On chuchotait déjà beaucoup sur sa maladie et sur sa mort future et proche, en particulier chez la bouchère d'en face, Madame Poupon. Les récits étaient épouvantables : peut-être que mon imagination d'enfants en rajoutait, mais on parlait d'un corps déjà en décomposition alors même qu'il vivait encore.
Il se trouve que ma Grand-Mère m'emmena à son enterrement (ou du moins ce que je tiens pour le sien). Il faisait chaud : je ne me rappelle que la scène dans le cimetière (car à l'époque tous les participants à la cérémonie accompagnaient le corps au cimetière).
Dans le milieu, dans l'allée centrale, était posé le cercueil et nous faisions la queue avec Grand-Mère pour présenter les condoléances.
Je ne sais pas quel menuisier avait fabriqué le cercueil (Hurel peut-être ?) ; je ne sais pas combien de temps on avait laissé passer entre le décès et la cérémonie, mais une puanteur aigrelette exhalait de la boite sous le soleil, une odeur écœurante de mort en putréfaction.
Quand vint notre tour de saluer la famille, la veuve en habit de circonstance me gratifia d'un "toi aussi tu es là mon petit !" éploré.
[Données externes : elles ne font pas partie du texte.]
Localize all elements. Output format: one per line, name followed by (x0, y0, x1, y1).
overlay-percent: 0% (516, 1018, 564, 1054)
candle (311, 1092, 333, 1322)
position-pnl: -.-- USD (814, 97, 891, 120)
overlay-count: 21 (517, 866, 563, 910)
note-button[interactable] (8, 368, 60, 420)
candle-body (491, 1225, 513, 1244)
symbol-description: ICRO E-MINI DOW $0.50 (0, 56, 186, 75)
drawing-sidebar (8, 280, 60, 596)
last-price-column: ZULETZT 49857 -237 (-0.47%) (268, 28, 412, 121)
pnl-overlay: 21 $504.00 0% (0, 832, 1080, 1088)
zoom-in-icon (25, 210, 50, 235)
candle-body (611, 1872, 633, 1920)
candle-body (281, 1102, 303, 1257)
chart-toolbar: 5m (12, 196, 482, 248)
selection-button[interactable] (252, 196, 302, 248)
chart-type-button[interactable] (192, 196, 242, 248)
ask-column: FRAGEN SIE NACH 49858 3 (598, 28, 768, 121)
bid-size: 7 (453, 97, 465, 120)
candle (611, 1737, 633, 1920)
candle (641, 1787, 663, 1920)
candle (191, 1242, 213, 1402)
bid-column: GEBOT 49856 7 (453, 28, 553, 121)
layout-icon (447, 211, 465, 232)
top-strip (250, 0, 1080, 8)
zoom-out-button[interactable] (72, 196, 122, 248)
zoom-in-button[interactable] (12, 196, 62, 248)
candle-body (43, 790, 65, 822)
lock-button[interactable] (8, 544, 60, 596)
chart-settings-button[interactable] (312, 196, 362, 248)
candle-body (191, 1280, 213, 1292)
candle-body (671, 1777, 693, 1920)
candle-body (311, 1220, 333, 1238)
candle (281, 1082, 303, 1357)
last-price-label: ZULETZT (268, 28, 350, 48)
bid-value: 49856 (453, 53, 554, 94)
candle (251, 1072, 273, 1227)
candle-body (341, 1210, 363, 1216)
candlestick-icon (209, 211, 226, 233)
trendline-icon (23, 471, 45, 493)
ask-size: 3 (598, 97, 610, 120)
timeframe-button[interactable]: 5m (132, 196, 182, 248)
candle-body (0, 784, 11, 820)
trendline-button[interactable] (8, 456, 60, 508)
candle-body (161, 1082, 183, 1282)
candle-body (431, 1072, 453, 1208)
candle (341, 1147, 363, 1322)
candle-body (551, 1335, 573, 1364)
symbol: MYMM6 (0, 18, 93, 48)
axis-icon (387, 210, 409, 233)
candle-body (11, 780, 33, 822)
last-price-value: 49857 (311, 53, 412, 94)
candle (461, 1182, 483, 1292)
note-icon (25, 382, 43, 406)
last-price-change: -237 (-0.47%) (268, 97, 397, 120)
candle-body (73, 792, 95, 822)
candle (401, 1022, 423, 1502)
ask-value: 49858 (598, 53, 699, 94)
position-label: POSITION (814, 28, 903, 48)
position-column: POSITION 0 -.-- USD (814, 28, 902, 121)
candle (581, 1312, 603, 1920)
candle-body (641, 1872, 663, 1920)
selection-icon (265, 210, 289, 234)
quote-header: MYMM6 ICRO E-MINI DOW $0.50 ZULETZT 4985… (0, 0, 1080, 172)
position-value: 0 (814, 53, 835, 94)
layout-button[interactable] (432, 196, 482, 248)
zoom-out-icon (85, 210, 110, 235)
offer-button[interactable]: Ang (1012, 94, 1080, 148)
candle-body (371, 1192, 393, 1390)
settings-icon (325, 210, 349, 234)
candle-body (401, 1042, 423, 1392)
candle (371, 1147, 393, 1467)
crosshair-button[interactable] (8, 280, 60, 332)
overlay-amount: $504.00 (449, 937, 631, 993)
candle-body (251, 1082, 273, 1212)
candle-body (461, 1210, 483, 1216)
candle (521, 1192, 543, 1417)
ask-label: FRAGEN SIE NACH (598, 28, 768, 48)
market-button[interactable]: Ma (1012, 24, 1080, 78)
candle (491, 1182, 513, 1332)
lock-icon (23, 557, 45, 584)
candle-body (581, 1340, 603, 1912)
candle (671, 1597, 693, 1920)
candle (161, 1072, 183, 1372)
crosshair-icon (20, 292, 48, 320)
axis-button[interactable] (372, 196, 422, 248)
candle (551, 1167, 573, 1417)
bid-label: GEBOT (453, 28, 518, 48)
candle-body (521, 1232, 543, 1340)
Je compris alors confusément que j'aurais pu ne pas venir et m'éviter ce traumatisme olfactif...
Je me suis longtemps demandé si mon père parlait à cet italien. Ils n'étaient pas du même coin, Emile Borgogno étant né dans le nord-ouest de l'Italie, à Roasio dans la Province de Verceuil, au pied des Alpes, et mon père dans le delta du Pô, au nord-est.
Et puis aussi comment son oncle, le cimentier Dominique Perazzi (natif d'un village voisin de celui de son neveu : Bosco del Reale), avait bien pu atterrir à Guémené...Mystère de la misère qui pousse à quitter son pays...
Comme Emile Borgogno, la plupart des annonceurs publicitaires d'alors (sinon tous) sont au cimetière, assemblés pour l'éternité, comme ils l'étaient alors pour l'instant, autour de la piste, pour le spectacle du vélodrome.
Ils ont disparu, comme leurs commerces. Leurs noms sur leurs tombes n'annoncent plus rien de commercial, ils ne vantent plus rien de ce qu'ils furent et que chacun savait alors, et qu'on ignore aujourd'hui.